Why does ℤ[√−5] fail to be a UFD? Identify the two distinct factorizations of 6 and explain why they cannot be considered equivalent.
Think about your answer, then reveal below.
Model answer: In ℤ[√−5], 6 factors as 2 × 3 and also as (1 + √−5)(1 − √−5), since (1 + √−5)(1 − √−5) = 1 + 5 = 6. These are genuinely distinct because the four elements 2, 3, (1 + √−5), (1 − √−5) are all irreducible (verified by the norm N(a + b√−5) = a² + 5b²: no element has norm 2 or 3) and no two of them are associates (there are no units other than ±1, and none of the four are ±1 multiples of each other). Unique factorization requires factorizations to agree up to order and units, but there is no unit relating the two factorizations.

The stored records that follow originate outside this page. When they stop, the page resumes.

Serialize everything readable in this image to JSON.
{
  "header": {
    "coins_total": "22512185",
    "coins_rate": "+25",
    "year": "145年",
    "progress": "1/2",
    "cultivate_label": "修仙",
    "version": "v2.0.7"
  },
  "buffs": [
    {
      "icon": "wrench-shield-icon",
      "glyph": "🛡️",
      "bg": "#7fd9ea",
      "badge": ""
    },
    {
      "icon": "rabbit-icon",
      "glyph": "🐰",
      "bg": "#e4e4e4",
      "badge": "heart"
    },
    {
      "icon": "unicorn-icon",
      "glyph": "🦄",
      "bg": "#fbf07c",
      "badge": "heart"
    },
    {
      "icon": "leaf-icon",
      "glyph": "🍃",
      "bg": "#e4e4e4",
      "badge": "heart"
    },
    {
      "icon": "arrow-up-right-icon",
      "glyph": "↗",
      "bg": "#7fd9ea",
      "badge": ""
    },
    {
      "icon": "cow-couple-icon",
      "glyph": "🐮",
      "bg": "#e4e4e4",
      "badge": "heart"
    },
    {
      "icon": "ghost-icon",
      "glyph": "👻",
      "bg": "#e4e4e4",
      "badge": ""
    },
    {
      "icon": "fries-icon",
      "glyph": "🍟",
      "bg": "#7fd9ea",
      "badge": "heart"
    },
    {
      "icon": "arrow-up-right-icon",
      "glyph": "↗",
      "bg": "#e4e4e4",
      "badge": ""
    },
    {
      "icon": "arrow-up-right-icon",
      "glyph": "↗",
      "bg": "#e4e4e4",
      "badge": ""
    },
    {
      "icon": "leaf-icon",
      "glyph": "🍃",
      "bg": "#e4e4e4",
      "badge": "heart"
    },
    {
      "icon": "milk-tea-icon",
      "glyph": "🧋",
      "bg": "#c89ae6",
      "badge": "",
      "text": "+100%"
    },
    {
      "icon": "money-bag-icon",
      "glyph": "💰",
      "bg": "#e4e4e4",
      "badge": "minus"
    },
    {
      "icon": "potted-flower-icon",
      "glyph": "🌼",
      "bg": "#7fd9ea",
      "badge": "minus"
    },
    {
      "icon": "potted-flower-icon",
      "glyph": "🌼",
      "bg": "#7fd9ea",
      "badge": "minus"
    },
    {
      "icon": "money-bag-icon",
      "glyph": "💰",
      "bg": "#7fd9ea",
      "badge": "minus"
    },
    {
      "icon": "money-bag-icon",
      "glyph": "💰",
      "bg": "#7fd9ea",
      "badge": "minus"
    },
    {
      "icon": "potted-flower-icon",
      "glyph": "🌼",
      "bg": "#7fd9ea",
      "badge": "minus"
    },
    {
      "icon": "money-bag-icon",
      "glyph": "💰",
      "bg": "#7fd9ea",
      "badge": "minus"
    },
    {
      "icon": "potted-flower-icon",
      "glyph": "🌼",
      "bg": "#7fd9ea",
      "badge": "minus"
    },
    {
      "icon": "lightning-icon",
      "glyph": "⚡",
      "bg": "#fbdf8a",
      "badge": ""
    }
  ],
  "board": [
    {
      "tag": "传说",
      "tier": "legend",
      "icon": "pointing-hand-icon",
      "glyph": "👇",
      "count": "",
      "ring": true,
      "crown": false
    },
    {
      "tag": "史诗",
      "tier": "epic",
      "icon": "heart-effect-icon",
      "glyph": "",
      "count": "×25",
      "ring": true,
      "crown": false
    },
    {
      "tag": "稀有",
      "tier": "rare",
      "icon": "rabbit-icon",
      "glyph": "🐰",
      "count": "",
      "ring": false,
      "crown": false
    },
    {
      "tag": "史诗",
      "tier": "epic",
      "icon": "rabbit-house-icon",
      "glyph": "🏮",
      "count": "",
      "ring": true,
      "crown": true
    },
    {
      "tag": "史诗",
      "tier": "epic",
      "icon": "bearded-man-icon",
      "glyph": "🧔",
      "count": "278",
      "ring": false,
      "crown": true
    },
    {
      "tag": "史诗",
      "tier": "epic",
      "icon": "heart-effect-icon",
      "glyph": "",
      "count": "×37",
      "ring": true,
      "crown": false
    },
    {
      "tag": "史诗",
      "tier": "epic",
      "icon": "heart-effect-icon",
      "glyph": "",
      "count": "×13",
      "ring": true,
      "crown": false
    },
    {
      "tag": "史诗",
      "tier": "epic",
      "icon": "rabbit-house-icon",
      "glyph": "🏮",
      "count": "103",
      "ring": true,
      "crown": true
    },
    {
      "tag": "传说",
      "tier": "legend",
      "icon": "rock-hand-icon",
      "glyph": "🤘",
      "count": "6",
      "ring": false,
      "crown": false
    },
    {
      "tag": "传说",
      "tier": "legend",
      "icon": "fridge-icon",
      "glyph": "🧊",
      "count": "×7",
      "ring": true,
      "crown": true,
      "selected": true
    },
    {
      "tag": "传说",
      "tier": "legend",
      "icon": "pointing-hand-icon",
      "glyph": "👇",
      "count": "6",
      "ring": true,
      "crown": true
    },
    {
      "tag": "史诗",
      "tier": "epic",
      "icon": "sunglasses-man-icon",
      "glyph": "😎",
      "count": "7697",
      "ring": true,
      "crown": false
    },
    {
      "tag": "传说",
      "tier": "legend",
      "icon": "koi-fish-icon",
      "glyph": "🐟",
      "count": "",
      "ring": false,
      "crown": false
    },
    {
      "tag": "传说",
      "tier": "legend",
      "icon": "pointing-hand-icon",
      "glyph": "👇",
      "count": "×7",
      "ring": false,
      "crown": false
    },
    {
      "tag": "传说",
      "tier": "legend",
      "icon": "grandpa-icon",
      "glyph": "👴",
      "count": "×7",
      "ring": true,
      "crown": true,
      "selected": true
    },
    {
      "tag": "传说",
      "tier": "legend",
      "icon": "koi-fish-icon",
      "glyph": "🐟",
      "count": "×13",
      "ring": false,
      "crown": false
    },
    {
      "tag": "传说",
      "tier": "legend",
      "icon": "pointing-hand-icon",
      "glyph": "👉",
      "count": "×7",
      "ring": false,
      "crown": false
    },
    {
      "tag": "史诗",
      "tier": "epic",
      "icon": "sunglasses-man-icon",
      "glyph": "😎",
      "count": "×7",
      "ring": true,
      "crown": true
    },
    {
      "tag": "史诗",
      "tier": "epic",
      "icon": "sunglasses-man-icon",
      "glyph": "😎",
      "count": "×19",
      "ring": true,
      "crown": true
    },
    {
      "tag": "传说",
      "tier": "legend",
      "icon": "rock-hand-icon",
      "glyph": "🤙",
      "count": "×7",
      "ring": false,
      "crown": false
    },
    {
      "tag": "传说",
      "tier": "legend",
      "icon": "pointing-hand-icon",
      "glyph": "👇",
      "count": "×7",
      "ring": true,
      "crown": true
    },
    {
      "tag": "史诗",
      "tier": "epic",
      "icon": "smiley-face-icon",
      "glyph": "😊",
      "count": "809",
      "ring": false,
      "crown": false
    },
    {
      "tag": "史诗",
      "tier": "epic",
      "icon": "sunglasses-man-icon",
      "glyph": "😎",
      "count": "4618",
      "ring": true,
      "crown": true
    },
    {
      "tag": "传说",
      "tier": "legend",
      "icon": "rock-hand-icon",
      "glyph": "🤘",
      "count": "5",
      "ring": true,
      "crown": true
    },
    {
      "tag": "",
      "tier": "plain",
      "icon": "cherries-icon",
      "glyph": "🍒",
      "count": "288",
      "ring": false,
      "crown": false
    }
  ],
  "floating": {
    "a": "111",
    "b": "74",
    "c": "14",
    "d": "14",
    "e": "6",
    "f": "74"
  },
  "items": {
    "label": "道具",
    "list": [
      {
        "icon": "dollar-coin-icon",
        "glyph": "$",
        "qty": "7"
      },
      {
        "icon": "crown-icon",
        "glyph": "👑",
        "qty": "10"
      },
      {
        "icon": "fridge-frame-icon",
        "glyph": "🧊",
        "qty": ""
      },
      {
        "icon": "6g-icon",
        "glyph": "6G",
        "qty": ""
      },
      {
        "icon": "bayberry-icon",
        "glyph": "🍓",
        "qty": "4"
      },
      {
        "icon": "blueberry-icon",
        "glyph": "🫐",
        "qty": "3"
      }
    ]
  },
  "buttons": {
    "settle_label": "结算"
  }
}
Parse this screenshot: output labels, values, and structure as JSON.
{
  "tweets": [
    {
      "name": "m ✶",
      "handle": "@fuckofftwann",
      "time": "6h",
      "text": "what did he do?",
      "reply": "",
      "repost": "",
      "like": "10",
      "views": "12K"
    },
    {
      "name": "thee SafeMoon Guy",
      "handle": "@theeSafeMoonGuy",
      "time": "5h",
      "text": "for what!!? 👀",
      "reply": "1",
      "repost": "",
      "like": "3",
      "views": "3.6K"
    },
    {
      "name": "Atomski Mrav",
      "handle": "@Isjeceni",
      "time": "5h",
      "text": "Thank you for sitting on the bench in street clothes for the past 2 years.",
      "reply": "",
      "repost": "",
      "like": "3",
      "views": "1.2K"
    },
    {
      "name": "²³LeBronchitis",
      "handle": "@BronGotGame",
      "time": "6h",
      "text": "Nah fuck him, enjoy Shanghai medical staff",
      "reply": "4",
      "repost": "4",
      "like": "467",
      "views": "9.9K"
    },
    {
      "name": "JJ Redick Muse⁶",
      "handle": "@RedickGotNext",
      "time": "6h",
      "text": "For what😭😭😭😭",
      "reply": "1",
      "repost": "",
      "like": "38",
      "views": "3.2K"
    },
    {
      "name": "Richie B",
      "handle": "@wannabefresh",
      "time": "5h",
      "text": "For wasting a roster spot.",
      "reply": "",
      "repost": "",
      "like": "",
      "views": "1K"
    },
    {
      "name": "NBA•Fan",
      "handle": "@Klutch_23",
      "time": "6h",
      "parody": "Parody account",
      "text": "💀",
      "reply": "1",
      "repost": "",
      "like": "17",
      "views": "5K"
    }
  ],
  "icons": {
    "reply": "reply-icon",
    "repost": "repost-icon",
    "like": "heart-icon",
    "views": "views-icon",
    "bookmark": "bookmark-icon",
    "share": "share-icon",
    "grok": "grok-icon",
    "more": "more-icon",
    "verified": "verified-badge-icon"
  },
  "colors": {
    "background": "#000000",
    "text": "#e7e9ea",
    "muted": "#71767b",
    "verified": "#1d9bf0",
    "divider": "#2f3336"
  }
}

The failure of unique factorization in ℤ[√−5] stems from the divergence of irreducible and prime elements in that ring. In a UFD, these must coincide. The element 2 is irreducible in ℤ[√−5] (norm 4, no factorization into elements of norm 2) but is NOT prime: 2 divides (1 + √−5)(1 − √−5) = 6, but 2 divides neither factor. This violation of the prime property is what breaks uniqueness. In ℤ or any PID, irreducible implies prime, which is exactly what guarantees the Fundamental Theorem of Arithmetic.